I will attempt to answer this question using the ethical framework governing the research on human subjects to see if it may apply to this situation (source of framework: Emanuel EJ, Wendler D, Grady C. What makes clinical research ethical? JAMA. 2000;283:2701-11. [PMID: 10819955]).
Here is the list of 7 framework requirements and their applicability to CDSS development as assessed by me –
- Social or scientific value: Benefits from CDSS should justify the resources spent and risks imposed on patients whose data has been used
- Scientific validity: Predictive decision-making methodology used by CDSS should be properly structured to meet its objectives
- Fair participant selection: Participant data should be selected to achieve a fair distribution of the burdens and benefits of CDSS.

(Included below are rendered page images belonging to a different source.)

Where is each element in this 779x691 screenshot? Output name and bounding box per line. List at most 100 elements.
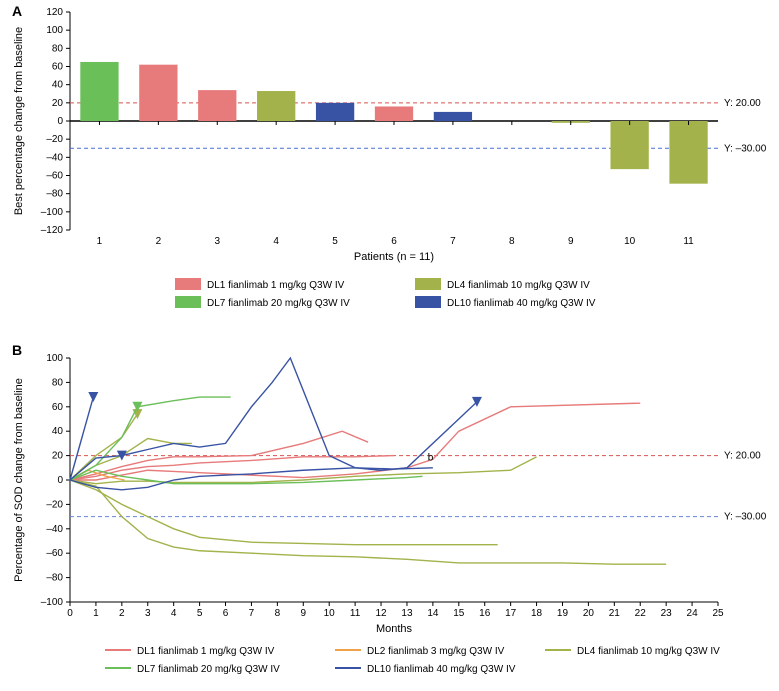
x-tick-label: 13 — [401, 608, 413, 619]
bar — [610, 121, 648, 169]
x-tick-label: 18 — [531, 608, 543, 619]
legend-label: DL4 fianlimab 10 mg/kg Q3W IV — [447, 280, 590, 291]
x-tick-label: 2 — [156, 236, 162, 247]
ref-line-label: Y: 20.00 — [724, 98, 761, 109]
bar — [139, 65, 177, 121]
y-tick-label: 0 — [57, 116, 63, 127]
x-tick-label: 12 — [375, 608, 387, 619]
y-tick-label: –60 — [46, 548, 63, 559]
y-tick-label: –80 — [46, 189, 63, 200]
x-tick-label: 17 — [505, 608, 517, 619]
panel-a-chart: –120 –100 –80 –60 –40 –20 0 20 40 60 80 100 120 Y: 20… — [0, 0, 779, 340]
y-axis-title: Percentage of SOD change from baseline — [13, 378, 25, 582]
legend-label: DL2 fianlimab 3 mg/kg Q3W IV — [367, 646, 505, 657]
y-tick-label: 60 — [52, 402, 64, 413]
series-line — [70, 480, 498, 545]
legend-label: DL1 fianlimab 1 mg/kg Q3W IV — [207, 280, 345, 291]
x-tick-label: 6 — [223, 608, 229, 619]
x-axis-title: Months — [376, 623, 413, 635]
x-tick-label: 25 — [712, 608, 724, 619]
page-root: A –120–100–80–60–40–20020406080100120Y: … — [0, 0, 779, 691]
x-axis-title: Patients (n = 11) — [354, 251, 434, 263]
x-tick-label: 4 — [171, 608, 177, 619]
legend-swatch — [175, 278, 201, 290]
x-tick-label: 5 — [332, 236, 338, 247]
x-tick-label: 14 — [427, 608, 439, 619]
legend: DL1 fianlimab 1 mg/kg Q3W IV DL4 fianlima… — [175, 278, 596, 309]
bar — [316, 103, 354, 121]
y-tick-label: 100 — [46, 353, 63, 364]
x-tick-label: 16 — [479, 608, 491, 619]
x-tick-label: 10 — [624, 236, 636, 247]
x-tick-label: 1 — [97, 236, 103, 247]
bar — [80, 62, 118, 121]
y-tick-label: 40 — [52, 80, 64, 91]
bar — [198, 90, 236, 121]
x-tick-label: 15 — [453, 608, 465, 619]
ref-line-label: Y: –30.00 — [724, 512, 767, 523]
x-tick-label: 7 — [450, 236, 456, 247]
x-tick-label: 21 — [609, 608, 621, 619]
legend-swatch — [415, 296, 441, 308]
y-tick-label: 80 — [52, 377, 64, 388]
x-tick-label: 4 — [273, 236, 279, 247]
y-tick-label: 100 — [46, 25, 63, 36]
y-tick-label: 20 — [52, 451, 64, 462]
y-tick-label: 0 — [57, 475, 63, 486]
x-tick-label: 7 — [249, 608, 255, 619]
legend-label: DL7 fianlimab 20 mg/kg Q3W IV — [207, 298, 350, 309]
bar — [375, 106, 413, 121]
y-tick-label: 40 — [52, 426, 64, 437]
y-tick-label: –100 — [41, 207, 64, 218]
y-tick-label: 80 — [52, 43, 64, 54]
legend-label: DL1 fianlimab 1 mg/kg Q3W IV — [137, 646, 275, 657]
legend-label: DL7 fianlimab 20 mg/kg Q3W IV — [137, 664, 280, 675]
x-tick-label: 0 — [67, 608, 73, 619]
x-tick-label: 3 — [214, 236, 220, 247]
y-axis-title: Best percentage change from baseline — [13, 27, 25, 215]
y-tick-label: –120 — [41, 225, 64, 236]
x-tick-label: 2 — [119, 608, 125, 619]
legend-label: DL10 fianlimab 40 mg/kg Q3W IV — [447, 298, 596, 309]
x-tick-label: 11 — [683, 236, 694, 247]
series-line — [70, 397, 93, 480]
x-tick-label: 24 — [687, 608, 699, 619]
x-tick-label: 8 — [275, 608, 281, 619]
x-tick-label: 9 — [568, 236, 574, 247]
legend-swatch — [415, 278, 441, 290]
panel-b-chart: –100–80–60–40–20020406080100012345678910… — [0, 340, 779, 691]
x-tick-label: 10 — [324, 608, 336, 619]
x-tick-label: 20 — [583, 608, 595, 619]
y-tick-label: –40 — [46, 524, 63, 535]
x-tick-label: 6 — [391, 236, 397, 247]
x-tick-label: 9 — [300, 608, 306, 619]
legend-label: DL4 fianlimab 10 mg/kg Q3W IV — [577, 646, 720, 657]
y-tick-label: –60 — [46, 171, 63, 182]
bar — [434, 112, 472, 121]
y-tick-label: –20 — [46, 134, 63, 145]
y-tick-label: 120 — [46, 7, 63, 18]
y-tick-label: –40 — [46, 152, 63, 163]
series-marker — [88, 392, 98, 402]
annotation-b: b — [428, 452, 434, 463]
legend-label: DL10 fianlimab 40 mg/kg Q3W IV — [367, 664, 516, 675]
x-tick-label: 1 — [93, 608, 99, 619]
bar — [257, 91, 295, 121]
x-tick-label: 22 — [635, 608, 647, 619]
y-tick-label: –80 — [46, 573, 63, 584]
y-tick-label: 20 — [52, 98, 64, 109]
y-tick-label: 60 — [52, 62, 64, 73]
ref-line-label: Y: 20.00 — [724, 451, 761, 462]
bar — [669, 121, 707, 184]
y-tick-label: –100 — [41, 597, 64, 608]
x-tick-label: 23 — [661, 608, 673, 619]
y-tick-label: –20 — [46, 499, 63, 510]
legend-swatch — [175, 296, 201, 308]
ref-line-label: Y: –30.00 — [724, 143, 767, 154]
x-tick-label: 8 — [509, 236, 515, 247]
x-tick-label: 3 — [145, 608, 151, 619]
legend: DL1 fianlimab 1 mg/kg Q3W IV DL2 fianlima… — [105, 646, 720, 675]
x-tick-label: 19 — [557, 608, 569, 619]
x-tick-label: 5 — [197, 608, 203, 619]
x-tick-label: 11 — [350, 608, 361, 619]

- Favorable risk-benefit ratio: CDSS should be designed to ensure that the risks to an individual human participant are balanced by expected benefits to the same participant
- Respect for participants: Privacy of participant should be protected and confidentiality of their data should be maintained. This can be achieved by using de-identified data and obtaining patient consent for collection, use, and sharing of data
- Informed consent: Participant consent to include data in development of CDSS must be obtained. The risk to participant should be measured relative to risk associated with receiving care without use of CDSS. This risk should be communicated to the participant when obtaining informed consent.
- Independent review: CDSS development should receive independent ethical review that is appropriate to the level of potential risk it poses to participants.